The Plain Dealer recently reported that the Northeast Ohio Areawide Coordinating Agency is working with other agencies to what needs to be done to enable CVSR trains to travel the 11 miles from the tourist railroad’s northern terminus in Independence into Cleveland.
The idea has been studied before and has been around for more than 20 years. A major stumbling block to extending the CVSR into Cleveland is that CSX owns the former Baltimore & Ohio tracks that excursion trains would need to use.
Once part of the B&O’s Valley Line, the track north of Independence remains an active freight line. There are no freight operations over the track used by the CVSR between Rockside Road station in Independence and downtown Akron. That track is owned by the National Park Service.
NOACA coordinates transportation planning in Cuyahoga, Lake, Lorain, Geauga, and Medina counties.

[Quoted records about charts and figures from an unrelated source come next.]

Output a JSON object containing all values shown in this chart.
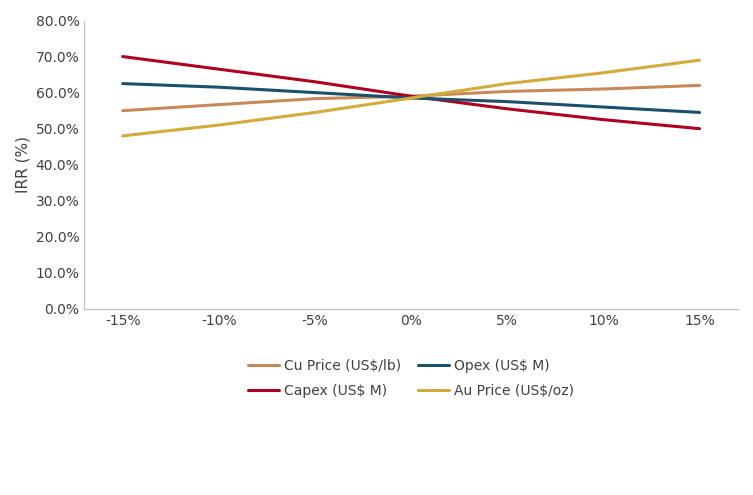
{
  "x_values": [
    -15,
    -10,
    -5,
    0,
    5,
    10,
    15
  ],
  "x_labels": [
    "-15%",
    "-10%",
    "-5%",
    "0%",
    "5%",
    "10%",
    "15%"
  ],
  "series": [
    {
      "label": "Cu Price (US$/lb)",
      "color": "#c8895a",
      "values": [
        55.0,
        56.67,
        58.33,
        59.0,
        60.33,
        61.0,
        62.0
      ]
    },
    {
      "label": "Capex (US$ M)",
      "color": "#b00020",
      "values": [
        70.0,
        66.5,
        63.0,
        59.0,
        55.5,
        52.5,
        50.0
      ]
    },
    {
      "label": "Opex (US$ M)",
      "color": "#1b4f6b",
      "values": [
        62.5,
        61.5,
        60.0,
        58.5,
        57.5,
        56.0,
        54.5
      ]
    },
    {
      "label": "Au Price (US$/oz)",
      "color": "#d4aa3a",
      "values": [
        48.0,
        51.0,
        54.5,
        58.5,
        62.5,
        65.5,
        69.0
      ]
    }
  ],
  "ylabel": "IRR (%)",
  "ylim": [
    0,
    80
  ],
  "ytick_step": 10,
  "background_color": "#ffffff",
  "line_width": 2.2,
  "tick_color": "#999999",
  "spine_color": "#bbbbbb",
  "font_color": "#404040",
  "legend_order": [
    0,
    1,
    2,
    3
  ]
}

Executive Director Grace Gallucci said the agency plans to hire a consultant to conduct a feasibility study of extending the CVSR northward, possibly to Tower City Center on the southwest corner of Public Square.
“We all have enthusiasm for the project,” Gallucci said. “We’re going to get this done. To be able to put together a railroad taking people from the inner city to the national park would be fantastic.”
She said the study is expected to take 12 to 18 months to complete. Any infrastructure improvements the study recommends could be funded by the Infrastructure Investment and Jobs Act.
As for the cost of the feasibility study, Galluci said that will be shared by the partnering agencies. She did not say how much the study will cost.
Those agencies are still working out their respective contributions to the study.
Lisa Petit, the superintendent of the Cuyahoga Valley National Park, told The Plain Dealer creating a car-free connection between the park and Cleveland is a major motivating factor behind the renewed effort to extend the CVSR into downtown Cleveland.
She noted that Northeast Ohio has been designed primarily for access by car rather than transit.
This has resulted, Petit said, in lack of transportation between the park and “certain neighborhoods and communities around us.”
U.S. Census data shows that 22.4 percent of Cleveland households don’t have a car. The state median is 6.2 percent.
Joseph Mazur, CVSR president, said previous efforts to extend the railroad’s trains into Cleveland have failed, most recently in 2008.
NOACA has listed extending the CVSR into downtown Cleveland as among a dozen “major projects’’ eligible for federal funding.
The agency defines a major project as one costing $12 million or more to complete.